54. In the present case verbal altercation took place between the mother and son where the son tried to stop his mother from leaving the village with Pappu @ Phool Singh. The place of verbal altercation is at the outskirts of the village, the appellant was not armed with any weapon nor was waiting for his mother with a heavy stone in his hands to assault her. There was no mens rea or premeditation to commit the crime. But for the coincidence of meeting the mother and seeing her in the company of Pappu @ Phool Singh that the son (appellant) got infuriated, tried to stop his mother, she refused to accept his request, the son lost balance of his mind and in the fit of rage he pushed his mother to the ground and picked up a stone lying there and threw it on his mother. In the light of the above, we are of the view that the case in hand clearly falls within the exception as noted herein above.
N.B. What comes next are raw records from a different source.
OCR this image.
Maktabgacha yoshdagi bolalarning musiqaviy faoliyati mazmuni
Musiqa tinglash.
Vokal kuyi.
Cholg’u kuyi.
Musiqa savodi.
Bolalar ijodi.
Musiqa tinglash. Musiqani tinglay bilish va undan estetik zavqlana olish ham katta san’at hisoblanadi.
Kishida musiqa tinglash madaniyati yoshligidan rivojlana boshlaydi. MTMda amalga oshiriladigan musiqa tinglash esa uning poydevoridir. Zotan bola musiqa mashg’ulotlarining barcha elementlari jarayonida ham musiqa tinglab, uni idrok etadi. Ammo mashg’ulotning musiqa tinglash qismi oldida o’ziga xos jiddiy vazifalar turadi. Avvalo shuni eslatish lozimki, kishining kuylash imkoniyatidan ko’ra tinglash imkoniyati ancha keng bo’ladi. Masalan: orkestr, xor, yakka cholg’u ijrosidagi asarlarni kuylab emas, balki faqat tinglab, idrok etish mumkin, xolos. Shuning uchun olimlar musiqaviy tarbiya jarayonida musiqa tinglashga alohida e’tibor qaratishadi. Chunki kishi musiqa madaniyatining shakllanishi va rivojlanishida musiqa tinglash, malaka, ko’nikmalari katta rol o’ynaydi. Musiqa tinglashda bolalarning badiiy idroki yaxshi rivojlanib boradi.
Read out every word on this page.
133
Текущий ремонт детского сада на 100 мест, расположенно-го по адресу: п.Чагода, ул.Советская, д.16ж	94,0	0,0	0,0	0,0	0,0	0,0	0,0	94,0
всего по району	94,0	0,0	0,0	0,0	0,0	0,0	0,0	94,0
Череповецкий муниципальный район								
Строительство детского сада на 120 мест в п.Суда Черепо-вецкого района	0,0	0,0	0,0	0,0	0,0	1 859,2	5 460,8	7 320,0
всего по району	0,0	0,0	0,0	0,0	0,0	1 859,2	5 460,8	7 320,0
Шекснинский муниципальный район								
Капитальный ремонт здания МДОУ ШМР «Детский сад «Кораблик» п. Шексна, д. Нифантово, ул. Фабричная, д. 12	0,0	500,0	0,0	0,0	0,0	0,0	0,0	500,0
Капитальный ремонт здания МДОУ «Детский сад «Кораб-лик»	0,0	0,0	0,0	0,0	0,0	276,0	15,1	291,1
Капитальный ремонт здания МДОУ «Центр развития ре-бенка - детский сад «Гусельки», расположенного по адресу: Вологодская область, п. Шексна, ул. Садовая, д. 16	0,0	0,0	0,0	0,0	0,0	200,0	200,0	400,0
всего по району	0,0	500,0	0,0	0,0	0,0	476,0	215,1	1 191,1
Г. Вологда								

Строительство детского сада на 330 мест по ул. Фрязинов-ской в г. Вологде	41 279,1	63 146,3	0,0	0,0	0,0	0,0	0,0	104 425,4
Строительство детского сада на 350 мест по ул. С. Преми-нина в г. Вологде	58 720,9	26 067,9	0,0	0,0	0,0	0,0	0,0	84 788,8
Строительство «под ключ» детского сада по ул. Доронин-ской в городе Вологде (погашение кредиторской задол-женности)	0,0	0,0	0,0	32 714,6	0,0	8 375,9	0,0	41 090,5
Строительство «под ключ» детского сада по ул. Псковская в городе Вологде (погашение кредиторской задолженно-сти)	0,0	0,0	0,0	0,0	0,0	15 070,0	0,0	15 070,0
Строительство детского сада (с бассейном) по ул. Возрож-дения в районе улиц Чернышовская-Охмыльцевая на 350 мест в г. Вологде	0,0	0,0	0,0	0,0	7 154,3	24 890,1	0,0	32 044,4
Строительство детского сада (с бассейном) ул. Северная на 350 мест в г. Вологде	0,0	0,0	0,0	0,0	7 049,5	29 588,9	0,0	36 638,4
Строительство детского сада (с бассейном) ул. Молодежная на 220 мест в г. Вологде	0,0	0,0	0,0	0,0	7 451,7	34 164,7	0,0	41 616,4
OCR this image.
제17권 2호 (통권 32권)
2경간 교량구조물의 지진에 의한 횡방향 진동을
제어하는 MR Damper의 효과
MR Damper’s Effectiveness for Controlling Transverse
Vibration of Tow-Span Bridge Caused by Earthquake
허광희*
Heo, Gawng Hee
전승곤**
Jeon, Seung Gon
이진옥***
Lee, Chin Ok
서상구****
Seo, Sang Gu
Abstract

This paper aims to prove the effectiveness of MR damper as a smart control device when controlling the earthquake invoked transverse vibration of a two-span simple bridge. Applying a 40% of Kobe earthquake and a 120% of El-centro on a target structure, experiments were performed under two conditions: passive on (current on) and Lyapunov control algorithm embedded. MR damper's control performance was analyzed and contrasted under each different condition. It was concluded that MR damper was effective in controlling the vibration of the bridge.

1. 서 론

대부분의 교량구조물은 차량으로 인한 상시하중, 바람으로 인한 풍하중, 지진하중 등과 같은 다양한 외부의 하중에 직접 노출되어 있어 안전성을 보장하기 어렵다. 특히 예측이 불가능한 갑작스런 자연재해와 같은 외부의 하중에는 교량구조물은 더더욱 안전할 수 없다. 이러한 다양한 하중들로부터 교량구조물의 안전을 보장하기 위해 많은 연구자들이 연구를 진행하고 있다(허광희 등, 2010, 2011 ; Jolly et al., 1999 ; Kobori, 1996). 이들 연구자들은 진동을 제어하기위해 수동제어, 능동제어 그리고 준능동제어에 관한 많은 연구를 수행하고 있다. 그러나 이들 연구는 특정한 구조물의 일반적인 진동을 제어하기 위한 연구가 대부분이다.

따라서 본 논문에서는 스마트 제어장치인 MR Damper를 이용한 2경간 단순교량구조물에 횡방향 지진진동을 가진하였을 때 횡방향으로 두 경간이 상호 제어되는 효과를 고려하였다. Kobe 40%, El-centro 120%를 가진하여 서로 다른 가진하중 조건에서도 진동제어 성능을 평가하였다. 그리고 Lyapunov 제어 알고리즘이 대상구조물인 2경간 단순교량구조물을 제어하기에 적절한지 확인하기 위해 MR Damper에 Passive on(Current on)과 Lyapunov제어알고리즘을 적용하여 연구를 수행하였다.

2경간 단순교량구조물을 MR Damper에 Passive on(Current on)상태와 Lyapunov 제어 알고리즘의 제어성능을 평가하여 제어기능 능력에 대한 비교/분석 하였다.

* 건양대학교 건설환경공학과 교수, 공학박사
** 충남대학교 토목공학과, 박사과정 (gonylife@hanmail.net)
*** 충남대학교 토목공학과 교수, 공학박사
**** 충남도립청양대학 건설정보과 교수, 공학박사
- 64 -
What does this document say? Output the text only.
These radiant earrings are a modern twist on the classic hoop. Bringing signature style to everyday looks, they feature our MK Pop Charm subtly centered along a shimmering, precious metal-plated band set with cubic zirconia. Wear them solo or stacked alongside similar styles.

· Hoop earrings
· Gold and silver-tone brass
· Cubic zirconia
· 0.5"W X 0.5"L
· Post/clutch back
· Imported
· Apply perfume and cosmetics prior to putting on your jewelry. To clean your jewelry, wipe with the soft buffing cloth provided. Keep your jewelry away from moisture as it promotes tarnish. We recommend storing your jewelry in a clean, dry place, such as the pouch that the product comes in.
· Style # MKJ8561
55. The next question for determination would be as to whether the offence would fall under Part-1 or Part-2 of Section 304 I.P.C. Considering the fact that the stone was heavy and it was thrown on the head of the deceased and in normal course would have caused such bodily injury likely to cause death, we are of the view that the offence would fall under Part-1 of Section 304 I.P.C.
56. Accordingly, we hold that the appellant-Anek Singh was guilty of culpable homicide not amounting to murder punishable under Section 304 Part-1 I.P.C. The conviction and sentence recorded by the trial court under Section 302 I.P.C. is set aside. We accordingly convict him under Section 304 Part-1 I.P.C.
57. Considering the facts and circumstances of the case, we award punishment of 10 years rigorous imprisonment alongwith fine of Rs.5000/- to the accused-appellant. In case of default in deposit of fine of Rs. 5,000/-, the appellant shall further undergo six months rigorous imprisonment. The appellant is in jail. He shall serve out the sentence so awarded if not already completed and shall thereafter be released.
58. The criminal appeal is accordingly partly allowed.